Moreover, combination of existing treatment options might also be a novel treatment option for B-cell malignancies. In the CAPTIVATE-FD, CAPTIVATE-MRD, and GLOW studies, the combination of ibrutinib plus venetoclax was adopted in a fixed treatment duration, MRD patients, and elderly or patients with comorbidities, respectively. In CAPTIVATE-FD, ORR was 97% and CR was 56%. However, in the CAPTIVATE-MRD study, the 3-year DFS was similar in the placebo arm and the ibrutinib combination arm. The efficacy and safety from these trials showed that such all-oral, chemotherapy-free regimen can provide a synergistic and comprehensive disease control.

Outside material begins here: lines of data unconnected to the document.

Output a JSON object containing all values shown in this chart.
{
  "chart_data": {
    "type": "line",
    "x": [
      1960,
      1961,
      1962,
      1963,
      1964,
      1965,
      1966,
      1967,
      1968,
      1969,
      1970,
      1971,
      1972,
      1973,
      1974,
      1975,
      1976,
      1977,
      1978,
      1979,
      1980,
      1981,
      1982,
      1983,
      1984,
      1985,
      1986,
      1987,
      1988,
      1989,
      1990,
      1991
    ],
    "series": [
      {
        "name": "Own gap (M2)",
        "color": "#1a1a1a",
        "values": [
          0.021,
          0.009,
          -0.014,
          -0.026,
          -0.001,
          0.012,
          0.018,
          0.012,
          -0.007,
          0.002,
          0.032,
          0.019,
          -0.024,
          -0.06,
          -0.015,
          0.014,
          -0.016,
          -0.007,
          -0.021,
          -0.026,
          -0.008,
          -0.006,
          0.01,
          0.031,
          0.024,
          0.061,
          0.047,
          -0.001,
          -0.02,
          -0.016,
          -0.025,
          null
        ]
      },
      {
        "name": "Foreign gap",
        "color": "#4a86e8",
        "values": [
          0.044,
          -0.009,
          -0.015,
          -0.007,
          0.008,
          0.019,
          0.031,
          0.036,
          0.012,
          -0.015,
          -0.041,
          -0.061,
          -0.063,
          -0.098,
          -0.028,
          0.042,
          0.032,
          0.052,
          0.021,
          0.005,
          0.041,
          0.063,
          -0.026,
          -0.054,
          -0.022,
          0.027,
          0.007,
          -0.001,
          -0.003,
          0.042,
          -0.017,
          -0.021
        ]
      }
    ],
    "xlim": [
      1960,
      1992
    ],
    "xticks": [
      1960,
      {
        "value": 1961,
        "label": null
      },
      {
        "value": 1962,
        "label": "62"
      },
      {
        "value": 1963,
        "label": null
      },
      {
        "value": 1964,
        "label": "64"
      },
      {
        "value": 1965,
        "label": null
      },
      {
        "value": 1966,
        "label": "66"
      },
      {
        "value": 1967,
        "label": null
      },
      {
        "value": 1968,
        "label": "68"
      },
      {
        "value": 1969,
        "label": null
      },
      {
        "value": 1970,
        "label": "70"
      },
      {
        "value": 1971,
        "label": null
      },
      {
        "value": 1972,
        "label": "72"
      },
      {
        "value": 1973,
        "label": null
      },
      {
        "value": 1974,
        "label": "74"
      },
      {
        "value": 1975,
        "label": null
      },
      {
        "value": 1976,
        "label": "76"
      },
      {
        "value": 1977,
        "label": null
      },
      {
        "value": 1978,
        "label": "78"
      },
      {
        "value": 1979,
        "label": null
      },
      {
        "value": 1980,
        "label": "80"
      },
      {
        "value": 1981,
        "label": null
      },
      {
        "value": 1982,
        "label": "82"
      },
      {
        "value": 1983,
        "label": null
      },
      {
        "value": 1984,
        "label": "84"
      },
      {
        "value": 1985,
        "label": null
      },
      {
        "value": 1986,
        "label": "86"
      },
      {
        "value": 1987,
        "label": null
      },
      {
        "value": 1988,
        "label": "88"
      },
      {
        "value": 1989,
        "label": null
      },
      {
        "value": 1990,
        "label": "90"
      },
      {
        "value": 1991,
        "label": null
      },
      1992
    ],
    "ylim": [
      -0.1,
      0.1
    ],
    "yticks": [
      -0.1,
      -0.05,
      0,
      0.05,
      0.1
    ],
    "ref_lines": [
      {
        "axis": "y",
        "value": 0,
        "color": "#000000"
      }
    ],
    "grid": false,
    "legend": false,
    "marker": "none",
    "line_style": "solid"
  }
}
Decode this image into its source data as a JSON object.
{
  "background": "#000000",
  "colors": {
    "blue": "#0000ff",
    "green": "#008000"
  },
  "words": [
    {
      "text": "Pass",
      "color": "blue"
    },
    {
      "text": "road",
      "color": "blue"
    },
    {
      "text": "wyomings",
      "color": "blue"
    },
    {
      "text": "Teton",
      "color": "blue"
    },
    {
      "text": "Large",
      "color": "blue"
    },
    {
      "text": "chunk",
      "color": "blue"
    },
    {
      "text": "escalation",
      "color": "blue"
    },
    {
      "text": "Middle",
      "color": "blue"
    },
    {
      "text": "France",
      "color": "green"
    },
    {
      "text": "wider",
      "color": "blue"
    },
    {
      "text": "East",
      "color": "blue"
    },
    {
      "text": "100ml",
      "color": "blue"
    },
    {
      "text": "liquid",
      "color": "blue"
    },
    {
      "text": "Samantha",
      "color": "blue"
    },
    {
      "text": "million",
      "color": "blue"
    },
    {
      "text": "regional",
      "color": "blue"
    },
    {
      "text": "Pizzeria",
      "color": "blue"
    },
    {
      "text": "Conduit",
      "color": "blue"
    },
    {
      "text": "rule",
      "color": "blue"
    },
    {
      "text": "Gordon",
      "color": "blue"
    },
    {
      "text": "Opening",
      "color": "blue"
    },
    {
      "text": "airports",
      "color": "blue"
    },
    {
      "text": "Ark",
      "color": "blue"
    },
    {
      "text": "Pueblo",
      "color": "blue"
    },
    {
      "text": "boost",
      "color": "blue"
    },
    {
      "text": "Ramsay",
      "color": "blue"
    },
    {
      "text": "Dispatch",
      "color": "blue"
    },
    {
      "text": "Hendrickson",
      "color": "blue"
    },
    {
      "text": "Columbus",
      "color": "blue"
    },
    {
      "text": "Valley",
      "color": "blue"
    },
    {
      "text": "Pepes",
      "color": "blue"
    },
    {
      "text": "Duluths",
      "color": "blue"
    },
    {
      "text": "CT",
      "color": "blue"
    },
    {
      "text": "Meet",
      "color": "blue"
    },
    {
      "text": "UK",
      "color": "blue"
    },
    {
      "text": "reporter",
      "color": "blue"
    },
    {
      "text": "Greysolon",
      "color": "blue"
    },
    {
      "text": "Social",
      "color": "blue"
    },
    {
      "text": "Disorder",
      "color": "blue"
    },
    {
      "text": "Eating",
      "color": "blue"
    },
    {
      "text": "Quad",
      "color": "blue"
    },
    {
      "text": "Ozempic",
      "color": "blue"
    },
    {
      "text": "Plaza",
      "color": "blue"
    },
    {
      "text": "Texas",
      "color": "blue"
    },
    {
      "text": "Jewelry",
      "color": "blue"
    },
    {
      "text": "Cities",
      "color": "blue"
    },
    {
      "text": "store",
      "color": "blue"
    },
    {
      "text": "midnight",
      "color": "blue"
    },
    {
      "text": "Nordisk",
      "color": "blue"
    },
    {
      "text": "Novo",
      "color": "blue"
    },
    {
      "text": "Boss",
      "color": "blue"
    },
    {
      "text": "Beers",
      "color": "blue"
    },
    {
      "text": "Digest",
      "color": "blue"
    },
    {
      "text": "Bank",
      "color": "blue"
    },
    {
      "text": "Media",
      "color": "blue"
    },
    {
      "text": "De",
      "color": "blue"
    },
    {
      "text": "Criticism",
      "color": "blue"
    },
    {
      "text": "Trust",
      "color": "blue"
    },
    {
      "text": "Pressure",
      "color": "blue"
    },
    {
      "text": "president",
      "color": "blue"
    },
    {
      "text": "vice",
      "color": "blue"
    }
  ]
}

Recently, the progress in the development of BTK-targeted proteolysis targeting chimeras (PROTACs) has gained interest as an effective and alternate strategy to inhibit BTK activity. PROTACs are structurally composed of three elements, one end is a warhead ligand that binds to the target protein, the other end is a ligand that binds to the E3 ubiquitin ligase, and a linker that couples the two ligands [168]. A preclinical study with UBX-382 exhibited outstanding degradation potency against various mutant BTKs, suggesting the use in patients with recurrent cancers, specifically ABC DLBCL, who have received prior treatment with BTK inhibitors [169]. Four BTK degraders, such as NX-2127 (NCT04830137) and NX-5948 (NCT05131022) from Nurix Therapeutics, HSK-29116 (NCT04861779) and BGB-16673 (NCT05006716) small molecule drugs from Haisco and BeiGene, respectively, have entered clinical trials. PROTACs have great therapeutic potential with their unique advantages, and with the development of technology and in-depth research, PROTACs are expected to provide clinical therapeutic benefits in the near future.

Conclusion

BTK inhibitors such as ibrutinib, zanubrutinib, orelabrutinib, and acalabrutinib, have shown good clinical efficacy in the treatment of various B-cell malignancies with better safety profiles compared with traditional chemotherapy and chemoimmunotherapy regimens, especially for elderly patients or patients who cannot tolerate conventional chemotherapy. The comparison of different BTK inhibitors has gained interest in the recent years. The head-to-head comparison of BTK inhibitors in the ALPINE and ASPEN studies provided guidance for the optimal selection of BTK inhibitors to a certain extent. More studies such as head-to-head comparisons are warranted to guide on the optimal treatment option. The outcomes of patients who progress following BTK inhibitors, especially those with primary resistant disease, are dismal [170, 171]. There are several therapies in trials that will provide valuable information in the future. Patients that are intolerant to the first-generation BTK inhibitors may switch to new-generation BTK inhibitors to improve efficacy and safety. Multiple studies on new BTK inhibitors are ongoing, which may bring more therapeutic options for patients with B-cell malignancies. PROTACs are likely to overcome the resistance and toxicity associated with BTK inhibitors, and future research on the use of PROTACs may provide some evidence for patients with B-cell malignancies. Further progress on the research to provide more therapeutic options are anticipated and the breakthrough progress will be updated.